Il est un enseignant de l'Advaita Vedânta traditionnel le plus radical. Il pointe directement notre essence de paix : le Témoin de l'apparition des pensées, le Témoin de la disparition des pensées. Évident, immédiat, plus proche que les pensées, plus facile que de ne rien faire. Ira précise que cela n'est pas un état mystique spécial, mais ce que je suis réellement, avant et après toute expérience mystique ou ordinaire. C'est comme l'espace : impossible de l'atteindre, impossible de le quitter, impossible d'en sortir. L'éveil, selon le Vedânta, n'est pas basé sur la foi, sur une croyance ou sur l'autorité d'un être supérieur.
Et pourtant, il affirme que nous ne pouvons en avoir qu'une compréhension "intellectuelle", comprenez : une compréhension superficielle. Selon Ira, il est quasi impossible de s'éveiller. Quiconque affirme qu'il est éveillé, est un menteur ou un ignorant. Il faut plutôt se purifier par un exercice quotidien et s'entraîner à se priver des choses se détacher.

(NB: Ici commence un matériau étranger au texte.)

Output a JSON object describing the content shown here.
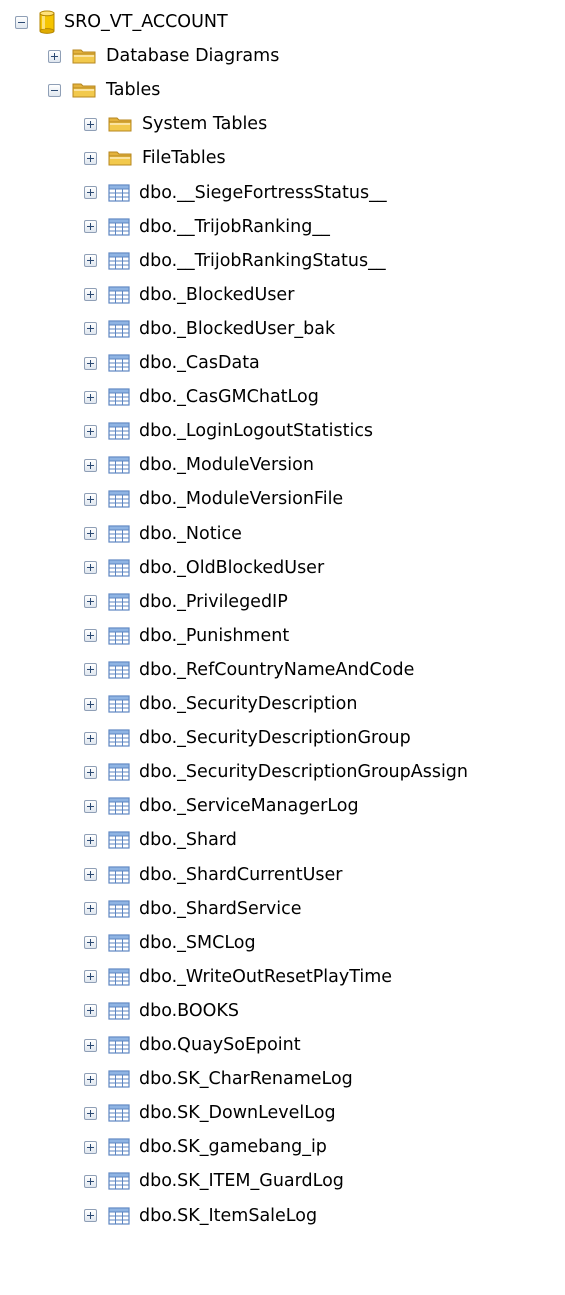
{
  "tree": {
    "database": {
      "label": "SRO_VT_ACCOUNT",
      "expanded": true,
      "icon": "database-icon",
      "icon_color": "#f5c400"
    },
    "folders": [
      {
        "label": "Database Diagrams",
        "expanded": false,
        "icon": "folder-icon"
      },
      {
        "label": "Tables",
        "expanded": true,
        "icon": "folder-icon"
      }
    ],
    "table_folders": [
      {
        "label": "System Tables",
        "expanded": false,
        "icon": "folder-icon"
      },
      {
        "label": "FileTables",
        "expanded": false,
        "icon": "folder-icon"
      }
    ],
    "tables": [
      "dbo.__SiegeFortressStatus__",
      "dbo.__TrijobRanking__",
      "dbo.__TrijobRankingStatus__",
      "dbo._BlockedUser",
      "dbo._BlockedUser_bak",
      "dbo._CasData",
      "dbo._CasGMChatLog",
      "dbo._LoginLogoutStatistics",
      "dbo._ModuleVersion",
      "dbo._ModuleVersionFile",
      "dbo._Notice",
      "dbo._OldBlockedUser",
      "dbo._PrivilegedIP",
      "dbo._Punishment",
      "dbo._RefCountryNameAndCode",
      "dbo._SecurityDescription",
      "dbo._SecurityDescriptionGroup",
      "dbo._SecurityDescriptionGroupAssign",
      "dbo._ServiceManagerLog",
      "dbo._Shard",
      "dbo._ShardCurrentUser",
      "dbo._ShardService",
      "dbo._SMCLog",
      "dbo._WriteOutResetPlayTime",
      "dbo.BOOKS",
      "dbo.QuaySoEpoint",
      "dbo.SK_CharRenameLog",
      "dbo.SK_DownLevelLog",
      "dbo.SK_gamebang_ip",
      "dbo.SK_ITEM_GuardLog",
      "dbo.SK_ItemSaleLog"
    ],
    "table_icon": "table-icon",
    "colors": {
      "folder": "#f2c94c",
      "table_header": "#8fb4e3",
      "table_grid": "#5d86c2",
      "expander_border": "#8f9fb6"
    }
  }
}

Un jour, à la Saint Glin Glin, nous atteindrons l'éveil.
C'est frappant : il affirme d'un côté que l'éveil est éveil à l'évidence ; et, de l'autre, que l'éveil est réservé aux saints.
Cela est typique d'une attitude très répandue. Elle consiste à présenter l'éveil, tout en l'éloignant, en le mettant sur un piédestal, sous prétexte de protéger sa "pureté" contre tout abus égotique.

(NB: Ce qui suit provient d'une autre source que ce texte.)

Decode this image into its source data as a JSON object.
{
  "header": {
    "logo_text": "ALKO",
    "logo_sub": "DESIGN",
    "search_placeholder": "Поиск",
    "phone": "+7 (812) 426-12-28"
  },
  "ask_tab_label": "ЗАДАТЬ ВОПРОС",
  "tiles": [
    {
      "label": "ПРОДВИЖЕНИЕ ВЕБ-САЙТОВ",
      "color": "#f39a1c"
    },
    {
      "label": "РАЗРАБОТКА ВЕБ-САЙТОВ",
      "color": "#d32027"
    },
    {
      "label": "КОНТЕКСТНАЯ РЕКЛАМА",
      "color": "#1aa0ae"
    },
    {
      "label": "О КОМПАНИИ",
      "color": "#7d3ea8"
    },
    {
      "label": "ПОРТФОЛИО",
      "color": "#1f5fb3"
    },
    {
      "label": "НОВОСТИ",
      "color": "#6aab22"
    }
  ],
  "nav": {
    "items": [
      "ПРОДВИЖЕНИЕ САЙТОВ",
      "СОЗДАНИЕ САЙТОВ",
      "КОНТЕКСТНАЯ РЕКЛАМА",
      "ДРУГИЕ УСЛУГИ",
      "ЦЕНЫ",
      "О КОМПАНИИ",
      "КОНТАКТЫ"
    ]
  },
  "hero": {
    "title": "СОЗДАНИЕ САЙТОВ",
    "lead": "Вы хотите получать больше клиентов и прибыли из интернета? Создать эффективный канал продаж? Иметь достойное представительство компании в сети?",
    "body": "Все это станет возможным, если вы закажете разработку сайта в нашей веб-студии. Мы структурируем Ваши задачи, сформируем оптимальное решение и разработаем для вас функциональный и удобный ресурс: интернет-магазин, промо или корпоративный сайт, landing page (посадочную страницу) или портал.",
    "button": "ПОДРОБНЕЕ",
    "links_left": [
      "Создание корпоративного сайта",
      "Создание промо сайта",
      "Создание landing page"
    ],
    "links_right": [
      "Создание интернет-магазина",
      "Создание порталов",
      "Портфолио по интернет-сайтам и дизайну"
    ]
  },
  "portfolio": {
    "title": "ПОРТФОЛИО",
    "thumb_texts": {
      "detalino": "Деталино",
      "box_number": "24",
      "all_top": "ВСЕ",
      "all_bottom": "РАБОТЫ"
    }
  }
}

Je ne suis pas d'accord. L'éveil ne fait pas de moi un saint, ni un sage. C'est juste l'éveil à un fait : la conscience, la présence, le vide, le silence dans lequel les bruits vont et viennent, sans séparation, comme des vagues sur l'eau. Si des individus "instrumentalisent" la vérité pour rationaliser leurs abus, je crois que cela n'a rien à voir avec l'éveil. Pourquoi ? Parce que je constate les mêmes abus dans des milieux qui n'ont rien à voir avec cet éveil, mais qui prônent, par exemple, la purification, l'ascèse et le travail intérieur, ou la foi aveugle en un maître. Ces abus viennent principalement de dynamiques de groupe. Et certes, je dois agir de façon moralement bonne. Mais l'éveil ne m'aide pas en cela. Je sais, de toutes façons, que je dois être bon, avant et après l'éveil, indépendamment de l'éveil.
Tout se passe comme si Ira mettait l'éveil sur un piédestal, dans un lieu inaccessible, alors qu'il pointe directement l'évidence par ailleurs. Comme s'il avait peur de l'éveil. A mon avis, c'est parce qu'il associe l'éveil à une sorte de pouvoir. Mais au prix d'une terrible contradiction, d'un terrible double langage. C'est le problème du Vedânta et des traditions d'éveil : sous prétexte de transmettre l'éveil, elles le mettent en cage.
Mais pourquoi compliquer ainsi les choses ? L'éveil est simple. La réalité est simple. L'éveil est juste un arrêt, un silence, un réveil. C'est indicible, mais très simple. Chacun vit au bord de l'éveil, car chacun vit ces moments de silence, absolument simple, indicible. C'est universel. Commun. S'éveiller pour de bon, c'est prendre confiance en ce silence nu. Ou plutôt, reprendre confiance. Et la vie intérieure est cette manière de vivre dans le silence intérieur. Quoi de plus simple ? Stop.